The identification of natural disasters as an enhancer of armed conflicts in multi-ethnic countries could also be an added motivation to increase awareness of environmental issues and boost climate change mitigation efforts.
Climate disasters and armed conflicts coincide
Analyzing the economic damage caused by climate-related disasters from the past three decades – from 1980 to 2010 -, and the degree of coincidence between these disasters and armed conflicts within the different countries, scientists have found that natural disasters can particularly increase the risk of conflict outbreak in countries that have a high ethnic fractionalization.
Although armed conflicts are caused by many factors and circumstances, the ethnic fractionalization within the countries has emerged as the most outstanding factor in the search for links between natural disasters and conflict outbreaks.

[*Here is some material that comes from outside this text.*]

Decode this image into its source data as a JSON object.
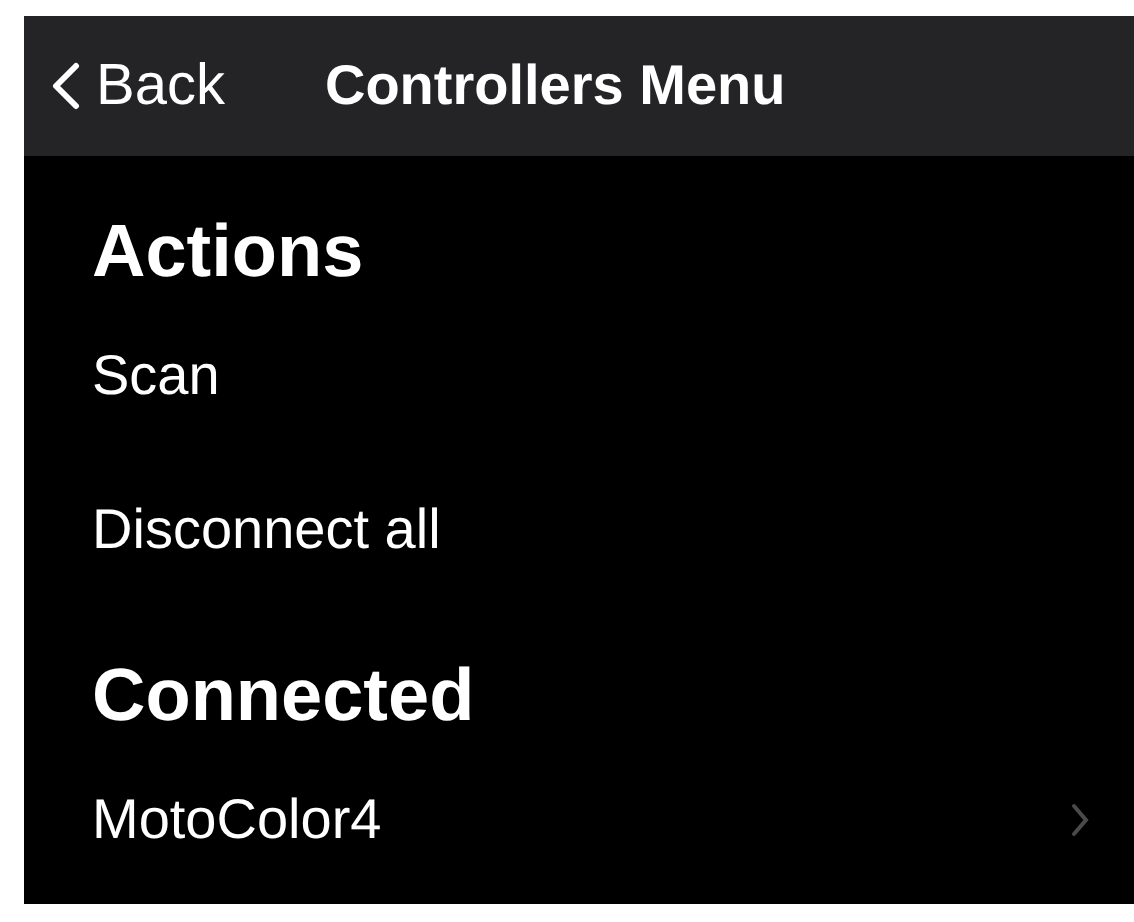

“We’ve been surprised by the extent that results for ethnic fractionalized countries stick out compared to other country features such as conflict history, poverty, or inequality,” said Jonathan Donges, co-author of the study and co-head of PIK’s flagship project on co-evolutionay pathways COPAN.

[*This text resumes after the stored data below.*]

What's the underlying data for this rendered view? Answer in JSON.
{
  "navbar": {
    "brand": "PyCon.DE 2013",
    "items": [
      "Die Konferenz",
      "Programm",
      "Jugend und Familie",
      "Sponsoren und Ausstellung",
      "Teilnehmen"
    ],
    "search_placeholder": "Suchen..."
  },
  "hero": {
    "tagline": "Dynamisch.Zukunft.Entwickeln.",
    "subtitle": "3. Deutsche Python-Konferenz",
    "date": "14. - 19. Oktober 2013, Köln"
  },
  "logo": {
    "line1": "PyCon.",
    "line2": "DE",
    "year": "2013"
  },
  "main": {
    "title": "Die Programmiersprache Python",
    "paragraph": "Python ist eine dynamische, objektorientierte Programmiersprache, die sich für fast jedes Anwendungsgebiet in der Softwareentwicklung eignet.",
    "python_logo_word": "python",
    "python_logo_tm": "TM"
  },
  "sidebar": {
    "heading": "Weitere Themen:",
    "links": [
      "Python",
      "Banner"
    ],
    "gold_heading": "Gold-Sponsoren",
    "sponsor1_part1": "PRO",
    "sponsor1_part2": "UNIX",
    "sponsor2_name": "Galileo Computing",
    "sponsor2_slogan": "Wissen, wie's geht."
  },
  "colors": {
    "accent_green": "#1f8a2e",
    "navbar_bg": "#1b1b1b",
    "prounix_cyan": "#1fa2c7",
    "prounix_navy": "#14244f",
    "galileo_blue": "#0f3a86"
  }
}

Smoldering social tensions
Ethnic fractionalization often leads to social tensions that can be quickly turned into armed conflict through a triggering event. The researchers believe ethnic divides may serve as a predetermined conflict line that is easily put under pressure when natural disasters strike.
Donges explained to DW that when a natural disaster hits, the chances for a conflict to happen are directly increased mainly due to significant economic impacts. Then, the natural disaster as such further destabilizes a situation that is already unstable.

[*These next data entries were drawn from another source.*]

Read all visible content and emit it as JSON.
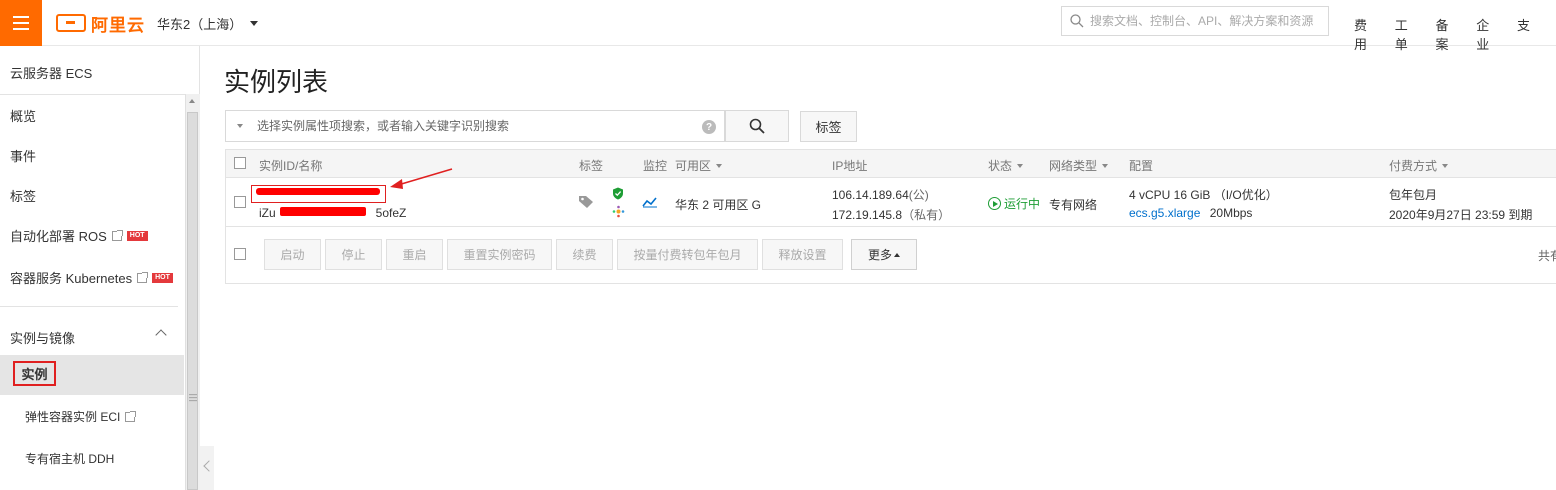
{
  "topbar": {
    "logo_text": "阿里云",
    "region": "华东2（上海）",
    "search_placeholder": "搜索文档、控制台、API、解决方案和资源",
    "links": [
      "费用",
      "工单",
      "备案",
      "企业",
      "支"
    ]
  },
  "sidebar": {
    "title": "云服务器 ECS",
    "items": [
      {
        "label": "概览"
      },
      {
        "label": "事件"
      },
      {
        "label": "标签"
      },
      {
        "label": "自动化部署 ROS",
        "hot": "HOT"
      },
      {
        "label": "容器服务 Kubernetes",
        "hot": "HOT"
      }
    ],
    "group": "实例与镜像",
    "active": "实例",
    "sub_items": [
      "弹性容器实例 ECI",
      "专有宿主机 DDH"
    ]
  },
  "main": {
    "title": "实例列表",
    "filter_placeholder": "选择实例属性项搜索，或者输入关键字识别搜索",
    "help_glyph": "?",
    "tag_button": "标签",
    "columns": {
      "id": "实例ID/名称",
      "tags": "标签",
      "monitor": "监控",
      "zone": "可用区",
      "ip": "IP地址",
      "status": "状态",
      "network": "网络类型",
      "config": "配置",
      "billing": "付费方式"
    },
    "row": {
      "id_prefix": "iZu",
      "id_suffix": "5ofeZ",
      "zone": "华东 2 可用区 G",
      "ip_public": "106.14.189.64",
      "ip_public_tag": "(公)",
      "ip_private": "172.19.145.8",
      "ip_private_tag": "（私有）",
      "status": "运行中",
      "network": "专有网络",
      "config_line1": "4 vCPU 16 GiB （I/O优化）",
      "instance_type": "ecs.g5.xlarge",
      "bandwidth": "20Mbps",
      "billing_type": "包年包月",
      "expiry": "2020年9月27日 23:59 到期"
    },
    "actions": [
      "启动",
      "停止",
      "重启",
      "重置实例密码",
      "续费",
      "按量付费转包年包月",
      "释放设置"
    ],
    "more_label": "更多",
    "total_label": "共有"
  },
  "colors": {
    "brand": "#ff6a00",
    "highlight": "#e02020",
    "link": "#0070cc",
    "running": "#1e9d35"
  }
}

However, Juan Carlos Villagrán, head of UN-SPIDER Office in Bonn, told DW that he is not aware of any natural disaster linked to an increase of armed conflicts in multi-ethnic countries. On the contrary, he named several cases in which climate hazards have helped resolving armed conflicts – such as the 2004 Tsunami in Indonesia.
He admits however, that any natural disaster increases poverty and reduces a state’s options to combat it. “Droughts and heat-waves, for instance, do not destroy on a big scale but affect a larger number of people, especially farmers,” he said.
Climate change joins the equation
The study highlights that natural disasters boosting the risk of armed conflicts are not necessarily related to climate change. However, the scientists stress that climate change cannot be left out of this chain of violence.
“Under anthropogenic climate change – human made -, the likelihood, the frequency and the strength of climate related disasters will increase,” Donges said. “And certain regions in the world would be more strongly hit by those increases in climate-related disasters than others.”
Some of the most vulnerable regions to climate change – such as Central Africa and Central Asia-, are also characterized by strong ethnic divides, and are amongst the world´s most conflict-prone regions.
Peace needs climate stabilization
“The security risks already present in these countries are likely to be further increased,” Donges said. “Security policies should focus even more on preventing conflicts in these regions.”
Donges highlighted that the research findings should be one more important reason to push strongly to mitigate climate change. Overall, the team of researchers believes that identifying ethnic fractionalization and natural disasters as factors which increase the risk of destabilization are an important step towards reaching peace.
“We have shown that there is a relation between security policies and climate policies,” Donges stated. “And that peace is a very important co-benefit of climate stabilization.”